20h30 – Hôtel de Ville. Si une personne s’est mise en représentation jusqu’à l’excès lors de ces derniers mois, c’est bien Fleur Pellerin. Et c’est à l’Hôtel de Ville, lieu qui souligne les liens de l’État à la culture, que Thibaud Croisy a organisé une cérémonie d’adieu en souvenir d’une culture technocratique. Dans une grande salle dorée sont disposés une estrade et un pupitre. Thibaud Croisy, en costume cravate, l’air grave, remonte l’allée centrale, se racle la gorge et ajuste le micro. Fleur Pellerin est partie. Fleur Pellerin le hante. Son oraison funèbre Une tombe, une fleur, est une critique acide de ce poste ingrat de fonctionnaire. Mais après lui avoir dit « au revoir », Thibaud Croisy nous dit « je me souviens » et ouvre ses carnets à rêves. 4 rêves non-censurés en présence de Fleur Pellerin, dont nous n’en entendrons malheureusement que trois, prolonge l’oraison jusqu’à la déraison. Ses récits hilarants invoquent sans cesse une polysémie à laquelle Freud aurait pu consacrer plusieurs ouvrages. Thibaud Croisy raconte son sauvetage de Fleur Pellerin dans un immeuble en feu, sa visite officielle pornographique du musée Gustave Moreau et Fleur Pellerin livrée à une bande de chevaux anthropophages. Tout cela sur un ton bureaucratique, où l’éloquence de l’interprète amuse par l’intimité créée. L’auteur de Je pensais vierge mais en fait non et de témoignage d’un homme qui n’avait pas envie d’en castrer un autre moque une politique culturelle sans audace.
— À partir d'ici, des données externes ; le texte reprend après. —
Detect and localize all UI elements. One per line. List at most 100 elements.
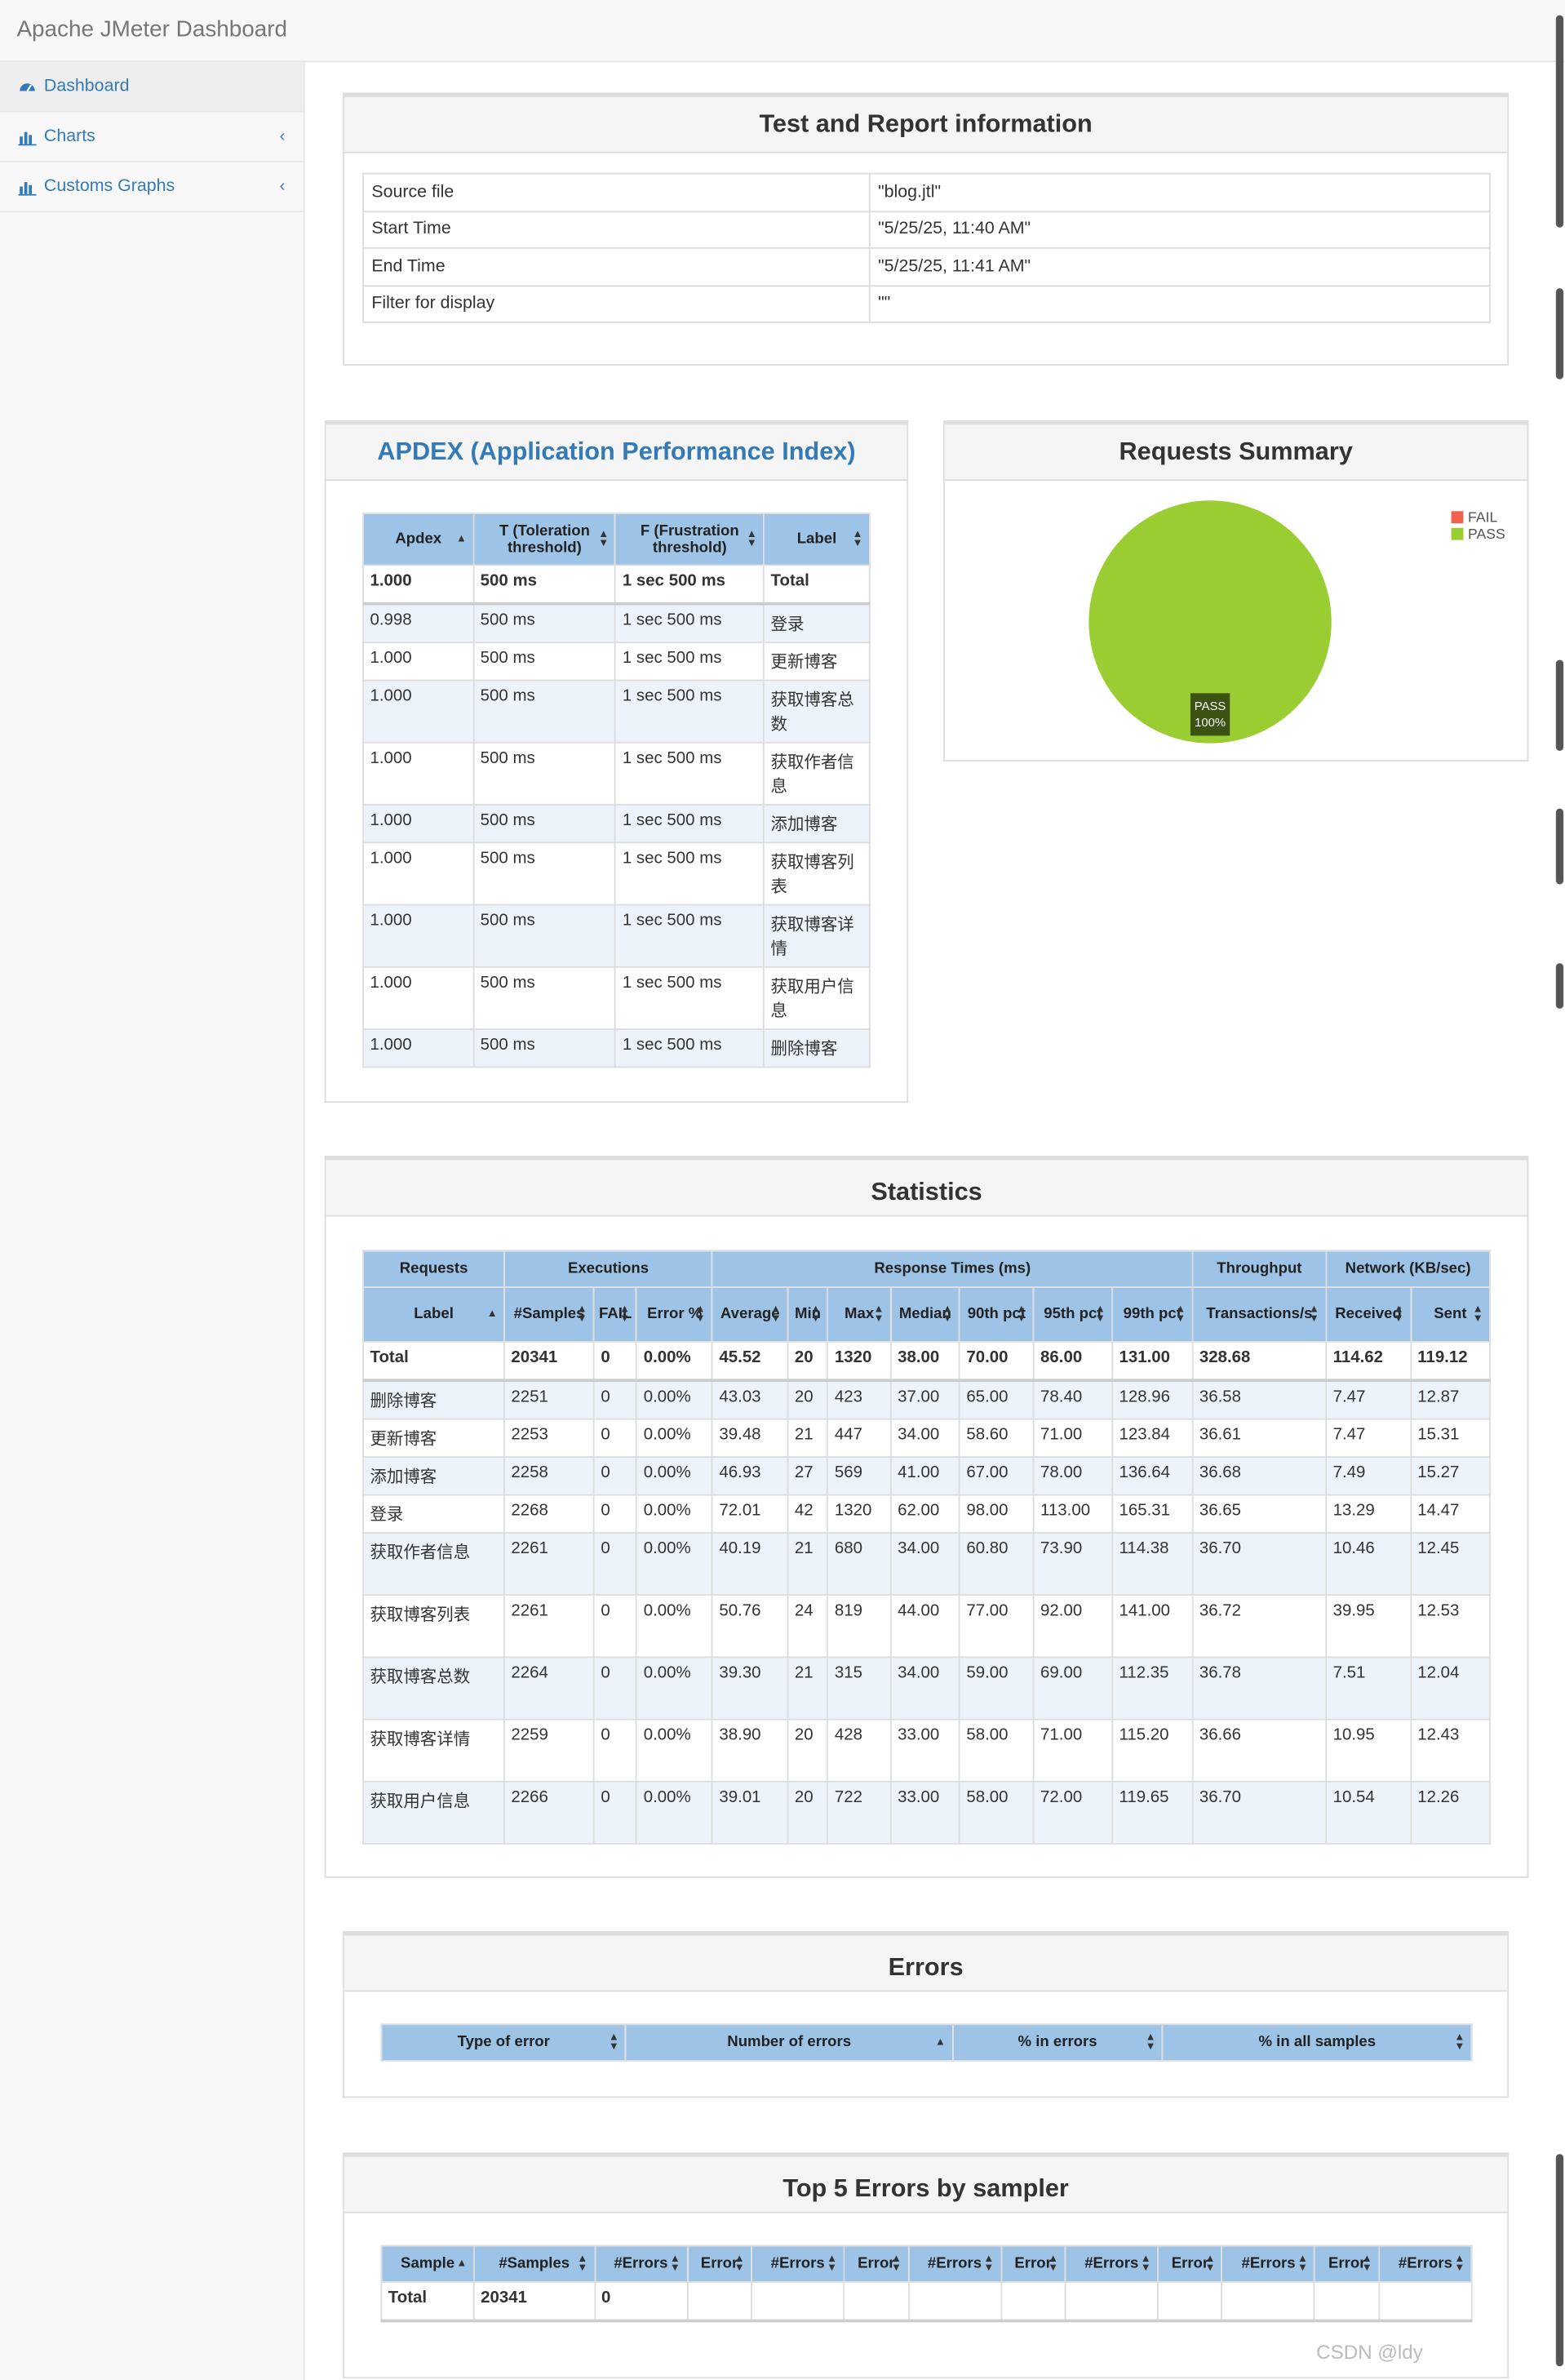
- scrollbar[interactable]: [1553, 0, 1565, 2378]
- column-header[interactable]: 95th pct ▲ ▼: [1032, 1286, 1114, 1343]
- table-row: Source file "blog.jtl": [362, 172, 1491, 212]
- column-header[interactable]: Number of errors ▲: [625, 2023, 954, 2062]
- column-header[interactable]: Error ▲ ▼: [843, 2245, 910, 2284]
- table-cell: 128.96: [1111, 1379, 1194, 1419]
- column-header[interactable]: #Errors ▲ ▼: [751, 2245, 845, 2284]
- table-row: 更新博客 2253 0 0.00% 39.48 21 447 34.00 58.60 71.00 1…: [362, 1417, 1491, 1458]
- table-cell: 37.00: [889, 1379, 960, 1419]
- table-cell: 500 ms: [472, 740, 617, 805]
- scrollbar-thumb[interactable]: [1555, 288, 1564, 380]
- column-header[interactable]: #Errors ▲ ▼: [593, 2245, 689, 2284]
- column-header[interactable]: Type of error ▲ ▼: [380, 2023, 627, 2062]
- table-cell: 136.64: [1111, 1455, 1194, 1495]
- legend-label: PASS: [1468, 526, 1505, 544]
- sidebar-item-customs-graphs[interactable]: Customs Graphs ‹: [0, 162, 304, 213]
- scrollbar-thumb[interactable]: [1555, 15, 1564, 228]
- scrollbar-thumb[interactable]: [1555, 963, 1564, 1009]
- info-value: "5/25/25, 11:40 AM": [868, 210, 1491, 249]
- sort-icon: ▲ ▼: [1393, 1303, 1404, 1324]
- table-cell: 58.00: [959, 1717, 1035, 1782]
- column-header[interactable]: F (Frustration threshold) ▲ ▼: [614, 513, 765, 566]
- header-label: #Samples: [513, 1306, 585, 1323]
- table-cell: 33.00: [889, 1779, 960, 1845]
- table-cell: 0: [593, 1417, 638, 1458]
- scrollbar-thumb[interactable]: [1555, 2154, 1564, 2367]
- table-cell: 67.00: [959, 1455, 1035, 1495]
- column-header[interactable]: 90th pct ▲ ▼: [959, 1286, 1035, 1343]
- table-row: Total 20341 0 0.00% 45.52 20 1320 38.00 70.00 86.…: [362, 1340, 1491, 1382]
- column-header[interactable]: Apdex ▲: [362, 513, 475, 566]
- column-header[interactable]: Error ▲ ▼: [1157, 2245, 1223, 2284]
- sidebar-item-label: Dashboard: [43, 77, 130, 96]
- brand-title[interactable]: Apache JMeter Dashboard: [16, 16, 288, 43]
- column-header[interactable]: #Samples ▲ ▼: [503, 1286, 595, 1343]
- table-cell: 0: [593, 1593, 638, 1658]
- column-header[interactable]: Error ▲ ▼: [1314, 2245, 1381, 2284]
- legend-item-pass[interactable]: PASS: [1451, 526, 1505, 544]
- table-cell: 86.00: [1032, 1340, 1114, 1382]
- column-header[interactable]: Median ▲ ▼: [889, 1286, 960, 1343]
- table-cell: 500 ms: [472, 602, 617, 643]
- table-cell: 7.51: [1325, 1655, 1412, 1720]
- sidebar-item-charts[interactable]: Charts ‹: [0, 113, 304, 162]
- table-cell: 0: [593, 1531, 638, 1596]
- sort-icon: ▲ ▼: [1361, 2253, 1372, 2273]
- scrollbar-thumb[interactable]: [1555, 808, 1564, 885]
- column-header[interactable]: Average ▲ ▼: [712, 1286, 789, 1343]
- header-label: Error %: [647, 1306, 703, 1323]
- column-header[interactable]: #Errors ▲ ▼: [1064, 2245, 1159, 2284]
- legend-item-fail[interactable]: FAIL: [1451, 509, 1505, 526]
- table-cell: 1 sec 500 ms: [614, 678, 765, 743]
- column-header[interactable]: #Samples ▲ ▼: [472, 2245, 596, 2284]
- column-header[interactable]: #Errors ▲ ▼: [1378, 2245, 1473, 2284]
- table-cell: [1314, 2281, 1381, 2322]
- column-header[interactable]: Label ▲ ▼: [763, 513, 871, 566]
- table-cell: 34.00: [889, 1655, 960, 1720]
- chart-legend: FAIL PASS: [1451, 509, 1505, 544]
- table-cell: 36.78: [1191, 1655, 1328, 1720]
- column-header[interactable]: Label ▲: [362, 1286, 505, 1343]
- table-cell: 20: [787, 1340, 829, 1382]
- chevron-left-icon[interactable]: ‹: [279, 127, 286, 146]
- column-header[interactable]: T (Toleration threshold) ▲ ▼: [472, 513, 617, 566]
- column-header[interactable]: #Errors ▲ ▼: [907, 2245, 1002, 2284]
- sort-icon: ▲ ▼: [1094, 1303, 1106, 1324]
- column-header[interactable]: FAIL ▲ ▼: [593, 1286, 638, 1343]
- chevron-left-icon[interactable]: ‹: [279, 177, 286, 196]
- scrollbar-thumb[interactable]: [1555, 659, 1564, 751]
- table-row: 1.000 500 ms 1 sec 500 ms 获取博客总数: [362, 678, 871, 743]
- table-cell: 114.62: [1325, 1340, 1412, 1382]
- table-cell: 33.00: [889, 1717, 960, 1782]
- table-cell: 78.40: [1032, 1379, 1114, 1419]
- column-header[interactable]: Sample ▲: [380, 2245, 475, 2284]
- column-header[interactable]: Max ▲ ▼: [827, 1286, 892, 1343]
- column-header[interactable]: Transactions/s ▲ ▼: [1191, 1286, 1328, 1343]
- table-cell: 0: [593, 1455, 638, 1495]
- column-header[interactable]: Error ▲ ▼: [686, 2245, 752, 2284]
- sidebar-item-dashboard[interactable]: Dashboard: [0, 62, 304, 113]
- table-cell: 1.000: [362, 803, 475, 843]
- column-header[interactable]: Sent ▲ ▼: [1409, 1286, 1491, 1343]
- column-header[interactable]: Error ▲ ▼: [1000, 2245, 1066, 2284]
- table-cell: 7.47: [1325, 1417, 1412, 1458]
- header-label: Number of errors: [727, 2034, 852, 2051]
- column-header[interactable]: Error % ▲ ▼: [636, 1286, 713, 1343]
- pie-slice-pass[interactable]: [1088, 500, 1332, 744]
- sort-icon: ▲ ▼: [669, 2253, 681, 2273]
- header-label: Error: [700, 2255, 738, 2273]
- report-info-table: Source file "blog.jtl" Start Time "5/25/25…: [362, 172, 1491, 323]
- sort-icon: ▲ ▼: [852, 528, 863, 548]
- table-cell: 71.00: [1032, 1417, 1114, 1458]
- column-header[interactable]: Min ▲ ▼: [787, 1286, 829, 1343]
- table-cell: 1 sec 500 ms: [614, 803, 765, 843]
- panel-title[interactable]: APDEX (Application Performance Index): [326, 424, 907, 482]
- sort-icon: ▲: [456, 533, 467, 544]
- column-header[interactable]: 99th pct ▲ ▼: [1111, 1286, 1194, 1343]
- table-cell: 73.90: [1032, 1531, 1114, 1596]
- column-header[interactable]: % in all samples ▲ ▼: [1161, 2023, 1473, 2062]
- column-header[interactable]: #Errors ▲ ▼: [1221, 2245, 1316, 2284]
- table-cell: 0: [593, 1779, 638, 1845]
- column-header[interactable]: % in errors ▲ ▼: [951, 2023, 1164, 2062]
- table-cell: 1.000: [362, 903, 475, 967]
- column-header[interactable]: Received ▲ ▼: [1325, 1286, 1412, 1343]
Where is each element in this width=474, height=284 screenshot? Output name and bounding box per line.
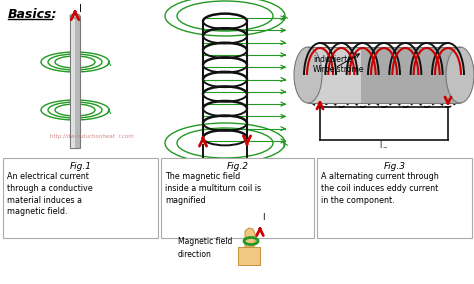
Text: I: I (262, 213, 264, 222)
Text: induzierte
Wirbelströme: induzierte Wirbelströme (313, 55, 365, 74)
Text: http://dw-inductionheat  r.com: http://dw-inductionheat r.com (50, 134, 134, 139)
Text: I: I (79, 4, 82, 14)
Bar (71, 16, 75, 148)
Text: Fig.1: Fig.1 (70, 162, 91, 171)
Text: I$_\sim$: I$_\sim$ (379, 140, 389, 151)
Bar (308, 47, 460, 103)
Text: Magnetic field
direction: Magnetic field direction (178, 237, 232, 259)
Ellipse shape (446, 47, 474, 103)
Text: Fig.2: Fig.2 (227, 162, 248, 171)
Bar (317, 158, 472, 238)
Polygon shape (245, 228, 256, 247)
Ellipse shape (70, 14, 80, 18)
Ellipse shape (294, 47, 322, 103)
Bar (308, 47, 361, 103)
Text: An electrical current
through a conductive
material induces a
magnetic field.: An electrical current through a conducti… (7, 172, 93, 216)
Bar (161, 158, 314, 238)
Text: Basics:: Basics: (8, 8, 57, 21)
Text: A alternating current through
the coil induces eddy current
in the component.: A alternating current through the coil i… (321, 172, 439, 204)
Text: The magnetic field
inside a multiturn coil is
magnified: The magnetic field inside a multiturn co… (165, 172, 261, 204)
Bar (70, 16, 80, 148)
Bar (238, 247, 260, 265)
Bar (3, 158, 158, 238)
Text: Fig.3: Fig.3 (383, 162, 405, 171)
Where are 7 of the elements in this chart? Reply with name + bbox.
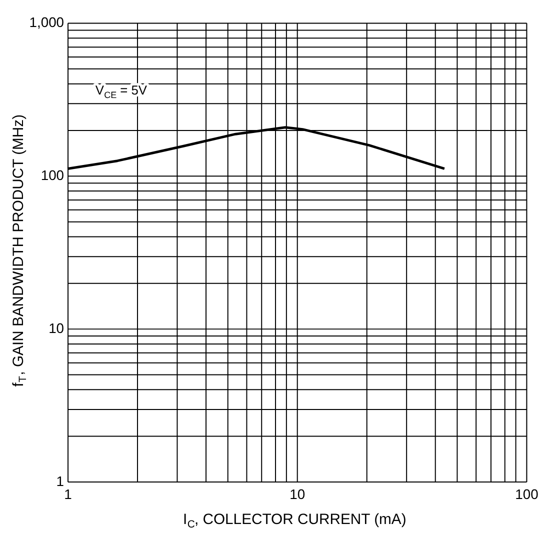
y-tick-label: 10 — [48, 320, 64, 336]
y-axis-title: fT, GAIN BANDWIDTH PRODUCT (MHz) — [10, 114, 30, 387]
x-tick-label: 10 — [290, 486, 306, 502]
y-tick-label: 1 — [56, 472, 64, 489]
y-tick-label: 1,000 — [29, 14, 64, 30]
y-tick-label: 100 — [40, 167, 64, 184]
x-tick-label: 100 — [515, 486, 539, 502]
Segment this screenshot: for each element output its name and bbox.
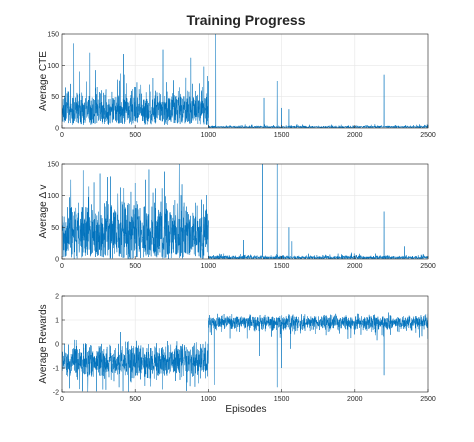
x-tick-label: 1500	[274, 263, 290, 270]
x-tick-label: 2500	[420, 263, 436, 270]
y-tick-label: 50	[51, 94, 59, 101]
y-tick-label: 0	[55, 126, 59, 133]
x-tick-label: 1000	[201, 263, 217, 270]
y-axis-label: Average Δ v	[38, 185, 49, 239]
x-axis-label: Episodes	[225, 404, 266, 415]
series-line	[62, 34, 428, 128]
x-tick-label: 2000	[347, 263, 363, 270]
y-tick-label: 1	[55, 318, 59, 325]
figure-title: Training Progress	[186, 12, 305, 28]
y-tick-label: 2	[55, 294, 59, 301]
y-tick-label: 50	[51, 225, 59, 232]
subplot-2: 0 500 1000 1500 2000 2500 0 50 100 150 Average Δ v	[38, 162, 436, 271]
y-tick-label: 100	[47, 63, 59, 70]
x-tick-label: 1500	[274, 396, 290, 403]
y-tick-label: 0	[55, 342, 59, 349]
x-tick-label: 0	[60, 263, 64, 270]
x-tick-label: 0	[60, 132, 64, 139]
x-tick-label: 2500	[420, 132, 436, 139]
x-tick-label: 1500	[274, 132, 290, 139]
x-tick-label: 500	[129, 396, 141, 403]
y-tick-label: 0	[55, 257, 59, 264]
x-tick-label: 1000	[201, 396, 217, 403]
series-line	[62, 164, 428, 259]
y-tick-label: 150	[47, 162, 59, 169]
x-tick-label: 1000	[201, 132, 217, 139]
y-tick-label: 100	[47, 193, 59, 200]
x-tick-label: 0	[60, 396, 64, 403]
y-axis-label: Average CTE	[38, 51, 49, 111]
axes-box	[61, 33, 429, 129]
axes-box	[61, 163, 429, 260]
x-tick-label: 500	[129, 263, 141, 270]
x-tick-label: 2000	[347, 396, 363, 403]
series-line	[62, 312, 428, 392]
y-tick-label: 150	[47, 32, 59, 39]
subplot-1: 0 500 1000 1500 2000 2500 0 50 100 150 Average CTE	[38, 32, 436, 140]
y-tick-label: -1	[53, 366, 59, 373]
x-tick-label: 2500	[420, 396, 436, 403]
y-axis-label: Average Rewards	[38, 304, 49, 383]
x-tick-label: 2000	[347, 132, 363, 139]
subplot-3: 0 500 1000 1500 2000 2500 -2 -1 0 1 2 Average Rewar…	[38, 294, 436, 404]
x-tick-label: 500	[129, 132, 141, 139]
y-tick-label: -2	[53, 390, 59, 397]
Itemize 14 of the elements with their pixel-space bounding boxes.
21h30 – Hôtel de Ville. La politique française est remplacée par une séquence musicale. Laure Brisa, assise entre une harpe et un ensemble de claviers, percussions et pédales va superposer les nappes sonores. Paysages de plus dans ce festival. La musique et la poésie de cette multi instrumentiste également comédienne, formée au conservatoire et à l’Institut National Supérieur des Arts du Spectacle de Bruxelles, séduisent. Ses morceaux s’assemblent en une promenade auditive. Ses gestes, mesurés, rythmés, au service de la musique, rappellent que la musique est aussi liée au mouvement, à une interaction, à des actions entre les corps et des instruments. On repense alors aux variations lumineuses d’Eric Arnal Burtschy, à l’identification de l’identité de Kim Lan Nguyen Thi, à la représentation non pas de trop mais indispensable de Dominique Guillot et au cynisme de Thibaud Croisy sur des interprétations de l’album Leaving Room de Laure Brisa, convaincu que Artdanthé reste un « living festival ».

La réussite de cette soirée à composer sur place tenait à la diversité des propositions, à la qualité des interprétations ainsi qu’à l’organisation du festival, qui élargit la danse et le théâtre à des pratiques inédites.

Vu au Théâtre de Vanves dans le cadre du festival Artdanthé. Photo de Thierry Chancogne / Dominique Gillot, La représentation de trop.